Hacker News new | ask | show | jobs
by istinetz 87 days ago
very neat!

how do you combat silent failures?

for example, I am scraping website A, getting 500+ pdf files; then they change their layout, the ETL breaks, we autoregenerate it with Claude, but then we get only 450 PDFs. The orchestrator still marks it as a successful run, but we get only part of the data.

Or: the ETL for website B breaks. We use our agentic solution, we successfully repair it, and it completes without errors, but we start missing a few fields that were moved in another sub-page.

Did you encounter any such issues?

1 comments

Thanks for the comment, great question.

Quick clarification: the AI agent writes the config once and is out of the loop after that. You run crawls yourself or via cron.
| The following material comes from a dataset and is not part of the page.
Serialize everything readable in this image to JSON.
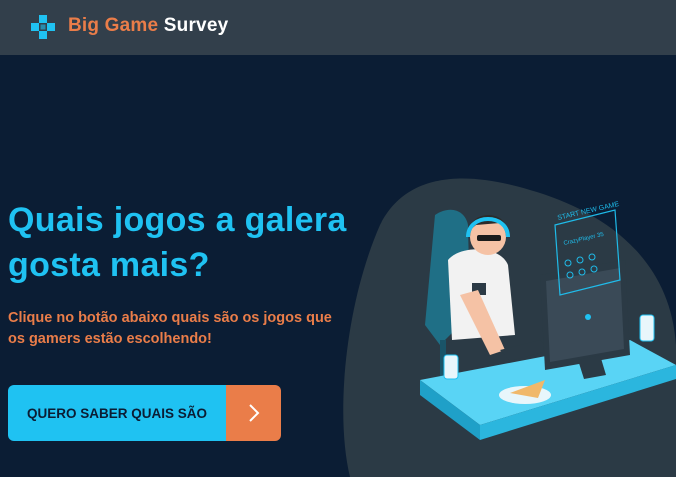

So the "auto-regenerate and silently get wrong data" scenario doesn't quite apply since there's no agent in the runtime loop.

But configs going stale is a real problem. Two things help:

1. The agent tests on 5 real pages before saving any config. Empty fields = rewrite before it hits production.

2. `./scrapai health --project <n>` tests all your spiders and flags extraction failures. We run it monthly via cron. Broken spider? Point the agent at it, it re-analyzes and fixes.

The gap: result count drops (your 500 to 450 example). Health checks catch broken extraction, not "fewer pages matched." We list structural change detection as an open contribution area in the README.